The state-owned telecom company, already under pressure to modernize and compete with private operators, now faces serious allegations of manipulating the procurement process to favour a single vendor.
The high-level committee, chaired by former secretary Maniram Gelal and formed on the instructions of Minister for Communications and Information Technology Jagadish Kharel, concluded that Nepal Telecom deliberately structured the tender to benefit one bidder—widely believed to be China’s Huawei Technologies. Technical specifications were narrowly drafted to match the capabilities of a specific supplier, while legitimate competitors were effectively excluded from the race.
The investigation found that the company’s board, on 18 March 2025, approved last-minute changes to the bidding documents that inflated the original project cost from Rs 3.98 billion to Rs 4.33 billion. The bid evaluation committee itself was formed in violation of both the Public Procurement Act 2007 and Nepal Telecom’s own financial regulations, notably by omitting a required legal expert. Additional clauses were inserted into the tender documents that deviated substantially from the standard template mandated by the Public Procurement Monitoring Office, again without obtaining the necessary approvals.
In the latest bidding round that closed on 7 May 2025, only two companies submitted proposals: Whole Cloud Technology Company Limited (China) and Huawei Technologies.
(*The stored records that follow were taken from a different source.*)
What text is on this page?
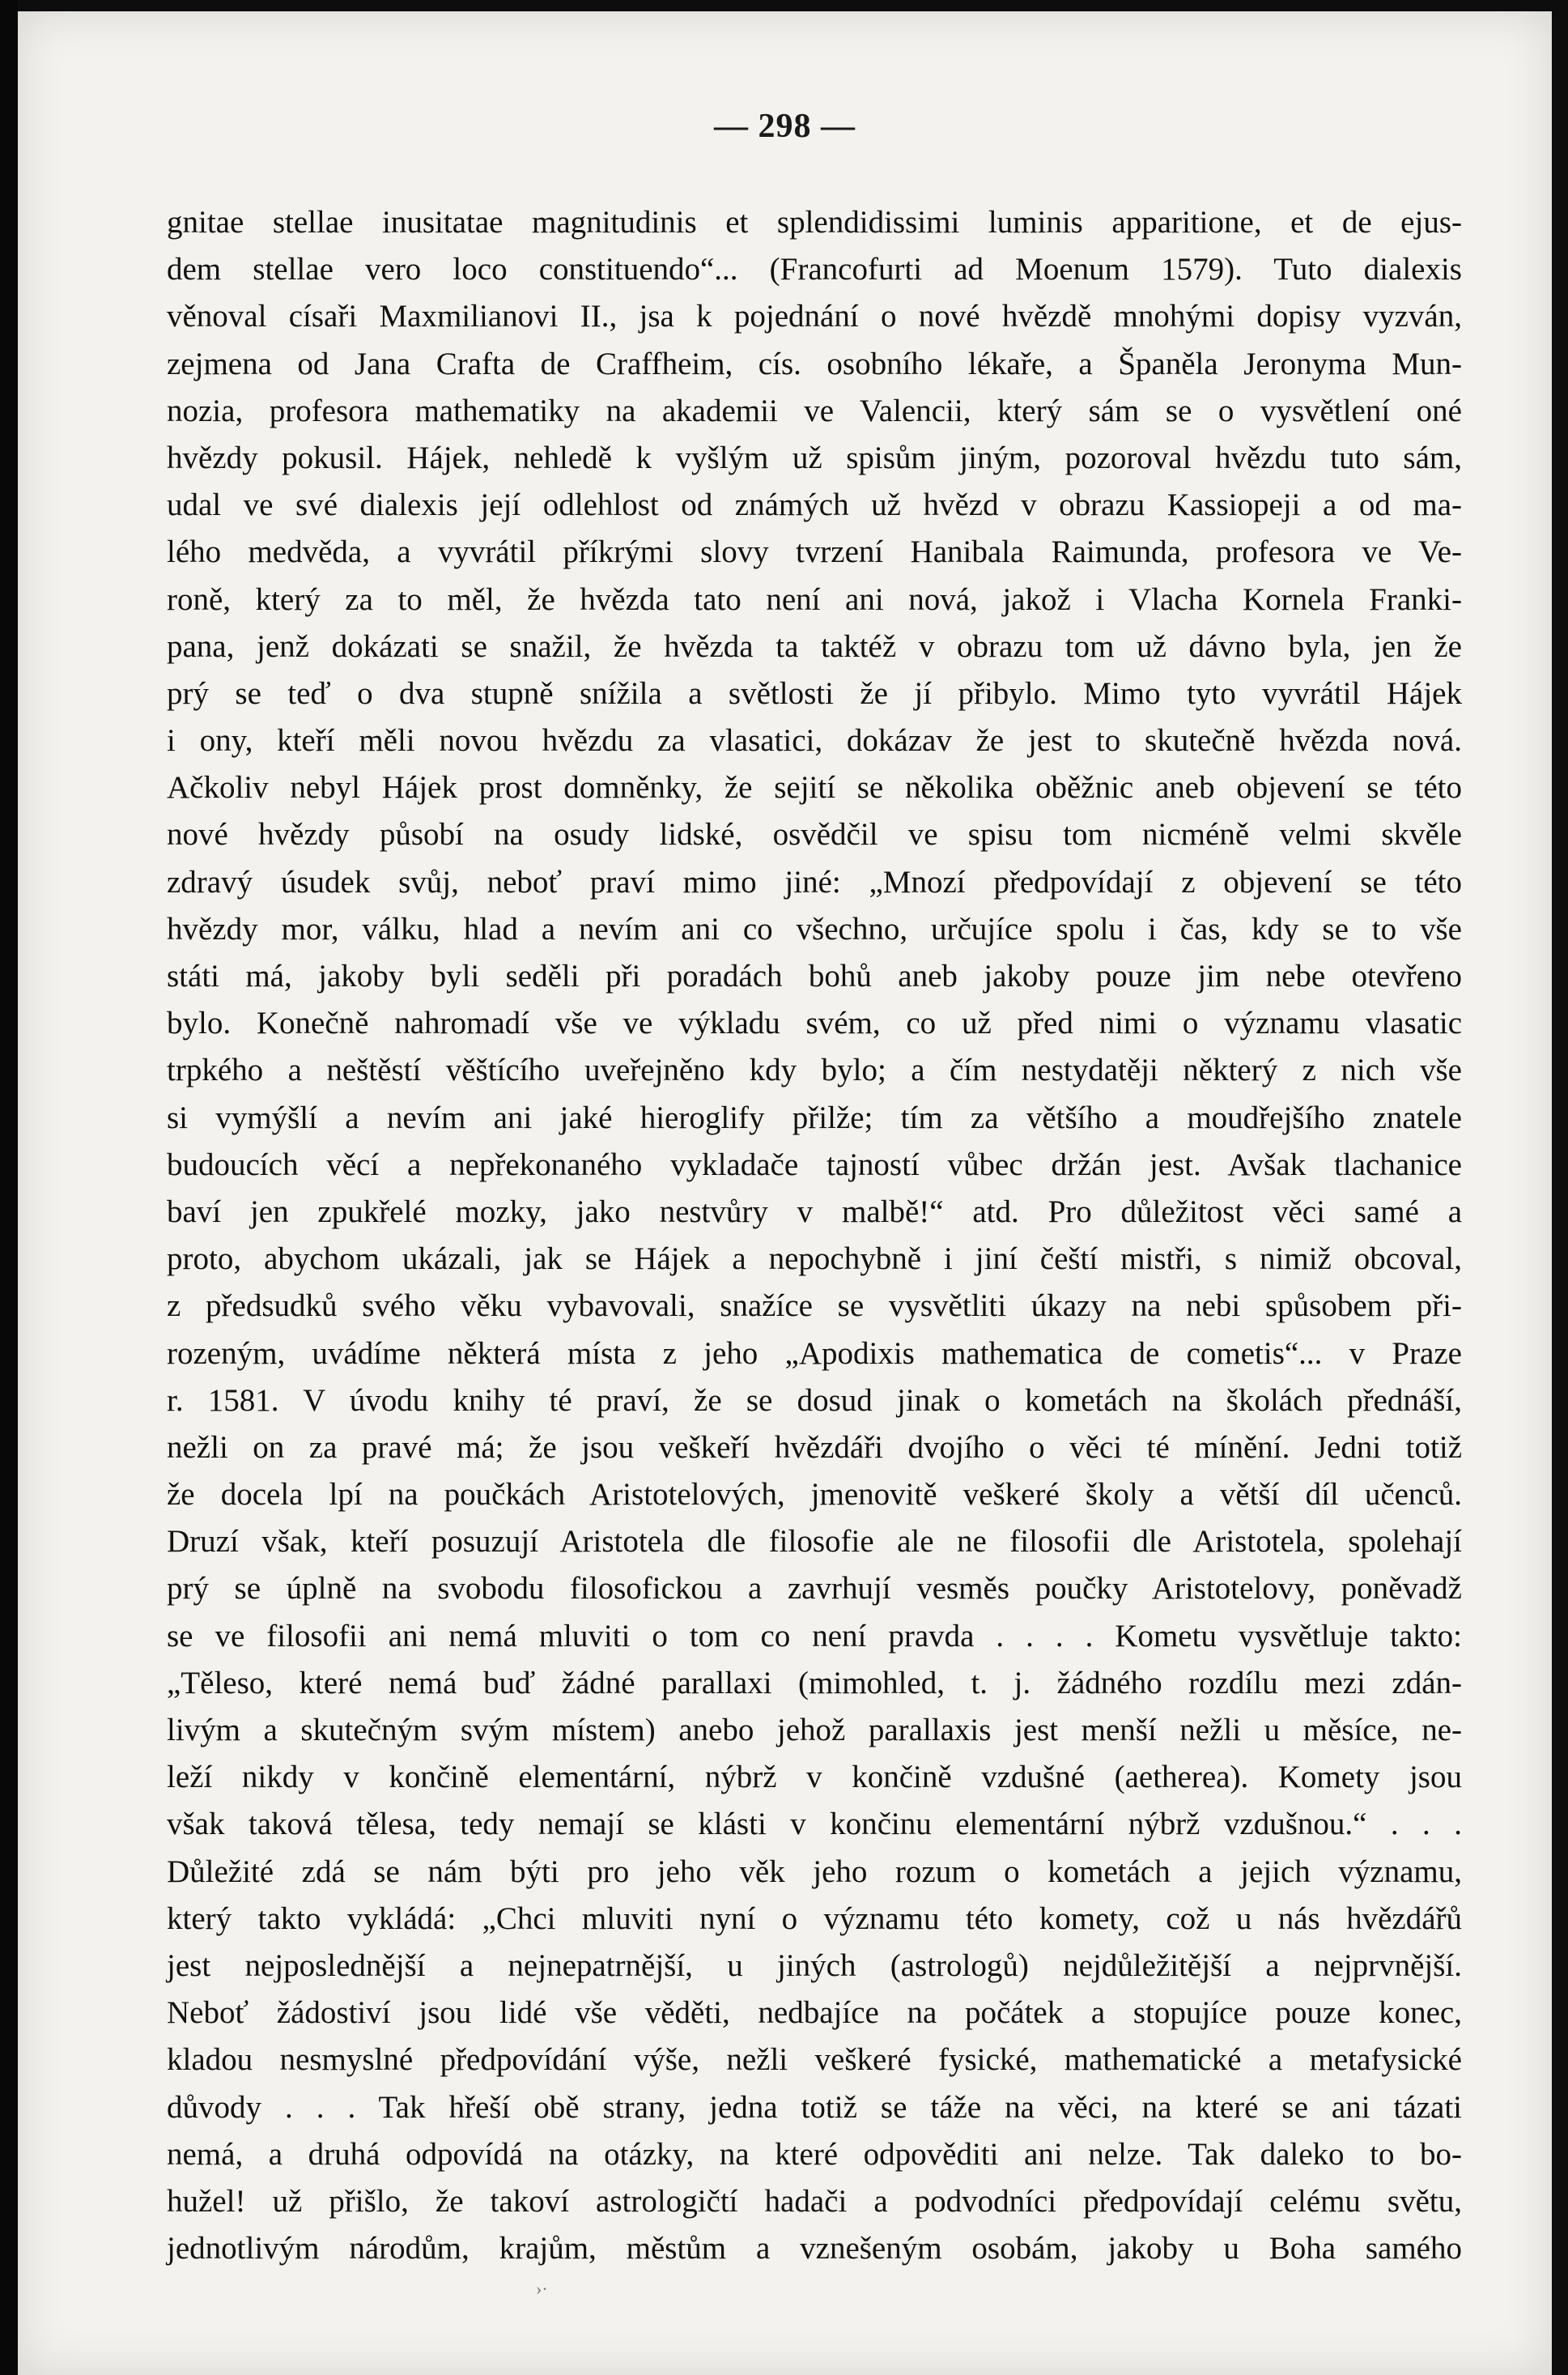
— 298 —
gnitae stellae inusitatae magnitudinis et splendidissimi luminis apparitione, et de ejus-
dem stellae vero loco constituendo“... (Francofurti ad Moenum 1579). Tuto dialexis
věnoval císaři Maxmilianovi II., jsa k pojednání o nové hvězdě mnohými dopisy vyzván,
zejmena od Jana Crafta de Craffheim, cís. osobního lékaře, a Španěla Jeronyma Mun-
nozia, profesora mathematiky na akademii ve Valencii, který sám se o vysvětlení oné
hvězdy pokusil. Hájek, nehledě k vyšlým už spisům jiným, pozoroval hvězdu tuto sám,
udal ve své dialexis její odlehlost od známých už hvězd v obrazu Kassiopeji a od ma-
lého medvěda, a vyvrátil příkrými slovy tvrzení Hanibala Raimunda, profesora ve Ve-
roně, který za to měl, že hvězda tato není ani nová, jakož i Vlacha Kornela Franki-
pana, jenž dokázati se snažil, že hvězda ta taktéž v obrazu tom už dávno byla, jen že
prý se teď o dva stupně snížila a světlosti že jí přibylo. Mimo tyto vyvrátil Hájek
i ony, kteří měli novou hvězdu za vlasatici, dokázav že jest to skutečně hvězda nová.
Ačkoliv nebyl Hájek prost domněnky, že sejití se několika oběžnic aneb objevení se této
nové hvězdy působí na osudy lidské, osvědčil ve spisu tom nicméně velmi skvěle
zdravý úsudek svůj, neboť praví mimo jiné: „Mnozí předpovídají z objevení se této
hvězdy mor, válku, hlad a nevím ani co všechno, určujíce spolu i čas, kdy se to vše
státi má, jakoby byli seděli při poradách bohů aneb jakoby pouze jim nebe otevřeno
bylo. Konečně nahromadí vše ve výkladu svém, co už před nimi o významu vlasatic
trpkého a neštěstí věštícího uveřejněno kdy bylo; a čím nestydatěji některý z nich vše
si vymýšlí a nevím ani jaké hieroglify přilže; tím za většího a moudřejšího znatele
budoucích věcí a nepřekonaného vykladače tajností vůbec držán jest. Avšak tlachanice
baví jen zpukřelé mozky, jako nestvůry v malbě!“ atd. Pro důležitost věci samé a
proto, abychom ukázali, jak se Hájek a nepochybně i jiní čeští mistři, s nimiž obcoval,
z předsudků svého věku vybavovali, snažíce se vysvětliti úkazy na nebi spůsobem při-
rozeným, uvádíme některá místa z jeho „Apodixis mathematica de cometis“... v Praze
r. 1581. V úvodu knihy té praví, že se dosud jinak o kometách na školách přednáší,
nežli on za pravé má; že jsou veškeří hvězdáři dvojího o věci té mínění. Jedni totiž
že docela lpí na poučkách Aristotelových, jmenovitě veškeré školy a větší díl učenců.
Druzí však, kteří posuzují Aristotela dle filosofie ale ne filosofii dle Aristotela, spolehají
prý se úplně na svobodu filosofickou a zavrhují vesměs poučky Aristotelovy, poněvadž
se ve filosofii ani nemá mluviti o tom co není pravda . . . . Kometu vysvětluje takto:
„Těleso, které nemá buď žádné parallaxi (mimohled, t. j. žádného rozdílu mezi zdán-
livým a skutečným svým místem) anebo jehož parallaxis jest menší nežli u měsíce, ne-
leží nikdy v končině elementární, nýbrž v končině vzdušné (aetherea). Komety jsou
však taková tělesa, tedy nemají se klásti v končinu elementární nýbrž vzdušnou.“ . . .
Důležité zdá se nám býti pro jeho věk jeho rozum o kometách a jejich významu,
který takto vykládá: „Chci mluviti nyní o významu této komety, což u nás hvězdářů
jest nejposlednější a nejnepatrnější, u jiných (astrologů) nejdůležitější a nejprvnější.
Neboť žádostiví jsou lidé vše věděti, nedbajíce na počátek a stopujíce pouze konec,
kladou nesmyslné předpovídání výše, nežli veškeré fysické, mathematické a metafysické
důvody . . . Tak hřeší obě strany, jedna totiž se táže na věci, na které se ani tázati
nemá, a druhá odpovídá na otázky, na které odpověditi ani nelze. Tak daleko to bo-
hužel! už přišlo, že takoví astrologičtí hadači a podvodníci předpovídají celému světu,
jednotlivým národům, krajům, městům a vznešeným osobám, jakoby u Boha samého
›·
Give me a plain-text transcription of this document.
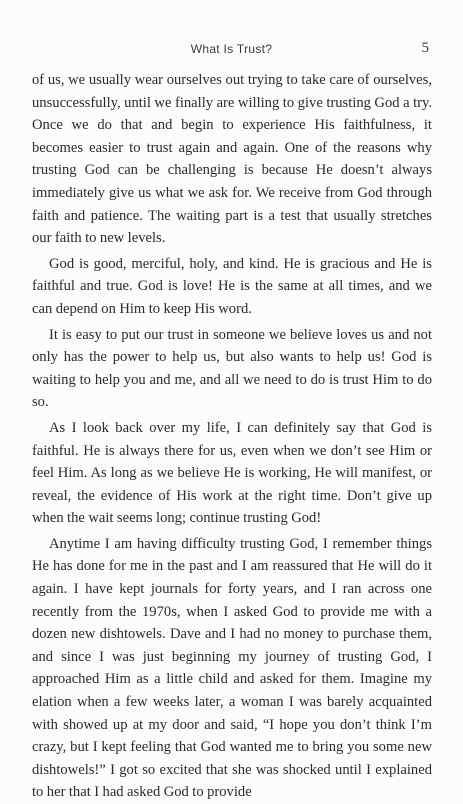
What Is Trust?	5

of us, we usually wear ourselves out trying to take care of ourselves, unsuccessfully, until we finally are willing to give trusting God a try. Once we do that and begin to experience His faithfulness, it becomes easier to trust again and again. One of the reasons why trusting God can be challenging is because He doesn’t always immediately give us what we ask for. We receive from God through faith and patience. The waiting part is a test that usually stretches our faith to new levels.

God is good, merciful, holy, and kind. He is gracious and He is faithful and true. God is love! He is the same at all times, and we can depend on Him to keep His word.

It is easy to put our trust in someone we believe loves us and not only has the power to help us, but also wants to help us! God is waiting to help you and me, and all we need to do is trust Him to do so.

As I look back over my life, I can definitely say that God is faithful. He is always there for us, even when we don’t see Him or feel Him. As long as we believe He is working, He will manifest, or reveal, the evidence of His work at the right time. Don’t give up when the wait seems long; continue trusting God!

Anytime I am having difficulty trusting God, I remember things He has done for me in the past and I am reassured that He will do it again. I have kept journals for forty years, and I ran across one recently from the 1970s, when I asked God to provide me with a dozen new dishtowels. Dave and I had no money to purchase them, and since I was just beginning my journey of trusting God, I approached Him as a little child and asked for them. Imagine my elation when a few weeks later, a woman I was barely acquainted with showed up at my door and said, “I hope you don’t think I’m crazy, but I kept feeling that God wanted me to bring you some new dishtowels!” I got so excited that she was shocked until I explained to her that I had asked God to provide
Nepal Telecom disqualified Whole Cloud at the technical evaluation stage and advanced only Huawei to the financial round—a decision now being challenged in the Patan High Court, where the case remains under review.
The probe also highlighted a clear conflict of interest: the tender allowed companies already operating Nepal Telecom’s core network to bid for the billing system as well. Such overlap, the committee warned, heightens the risk of revenue leakage and compromises the security of customer data. Moreover, the proposed system completely ignores the country’s upcoming transition to 5G, meaning taxpayers will face additional multibillion-rupee costs in the near future to retrofit a platform that should have been future-proof from day one.
The committee criticized Nepal Telecom for extending its existing billing contract with Chinese firm AsianInfo Linkage Technologies in early 2023, leaving just two years on the current deal, an artificially tight timeline that added urgency to rush the new procurement.
In its recommendations, the panel urged the telecom giant to significantly broaden technical specifications to encourage genuine competition, strictly adhere to public procurement laws, use only approved standard bidding templates, and ensure that core network operators and billing system providers remain separate entities. It also stressed the need for any new platform to fully support 5G and the latest global standards from the outset, while prioritizing customer data protection and fair market competition.
As Nepal’s largest telecommunications provider grapples with declining market share and the urgent need to roll out next-generation services, this scandal has cast a harsh spotlight on governance and transparency at the heart of the country’s digital infrastructure. The government has yet to announce whether the controversial tender will be scrapped and relaunched under stricter oversight.